Помню, возводили огневую точку и командный пункт около Лесотехнической академии. Яму пришлось копать глубиной пятнадцать метров. А еще мы, девчонки-малолетки, с бетонного завода, который находился на территории академии, возили тяжелые тачки с цементом. Когда наши войска пошли в наступление, нас отправили на лесозаготовки.

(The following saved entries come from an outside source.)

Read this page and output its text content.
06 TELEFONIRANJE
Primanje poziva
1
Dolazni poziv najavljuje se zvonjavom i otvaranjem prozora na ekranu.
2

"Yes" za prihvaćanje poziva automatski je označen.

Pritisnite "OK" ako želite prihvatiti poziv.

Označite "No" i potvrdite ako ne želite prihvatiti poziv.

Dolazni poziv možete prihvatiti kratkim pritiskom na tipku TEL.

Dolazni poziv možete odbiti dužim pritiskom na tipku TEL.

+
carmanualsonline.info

Жили в землянках и палатках. Работали в своем, потому что нам не выдали спецодежду. Ели что придется, пайков не полагалось. Бригадиром была пожилая женщина, которая, жалея нас, говорила: «Испортите вы, девчонки, весь свой организм». А что делать? Каждое утро с пилой и топором шли к поваленным деревьям обрубать ветки и сучья, потом таскали бревна, складывая их в штабеля… После заготовок перевели нас в Ленинград на Кузнецовскую улицу. Заставили натягивать на разные объекты Международного (ныне Московского. — Ред.) проспекта маскировочные сетки, зачастую даже под обстрелом, потому что немец стоял на Пулковских высотах.
Однажды выстроили нас и спросили: «Хотите учиться, чтобы получить военную специальность?». Мы, естественно, хотели, но не знали, какие есть специальности. Оказалось, что за нас уже все решили и отправили учиться минному делу.
Я попала в 217й отдельный отряд разминирования. Показали нам миноискатели, но ими нельзя было эффективно работать, потому что они реагировали на все железяки, а наши мины были в основном деревянные, танковые — М-5 и Ф-10. После учебы отряд был передислоцирован в Пушкин.
Мы там жили, а на разминирование ходили шесть километров до Пулковских высот. Каждому выделили участок пятьдесят на пятьдесят мет ров. Сначала нужно было сделать на нем безопасную тропинку, потом натянуть канат по границе участка и ходить, на ощупь определяя, что там в земле.
Я по звуку понимала, во что попадает щуп — в деревяшку, мину или камень. Потом мы собирали мины в кучи и подрывали их. Самыми страшными были мины «спринг» — прыгающие. Их искать надо было либо рукой, либо голой ногой: над землей торчали три малюсеньких тоненьких проводка. И такая вот мина, взрываясь, подпрыгивала на полтора метра, а из нее разлетались во все стороны шарики. В общем, много наших погибли… Другой раз несу гранату, а она уже без чеки, и кричу: «Отойдите!». Если гибнуть, то только одной.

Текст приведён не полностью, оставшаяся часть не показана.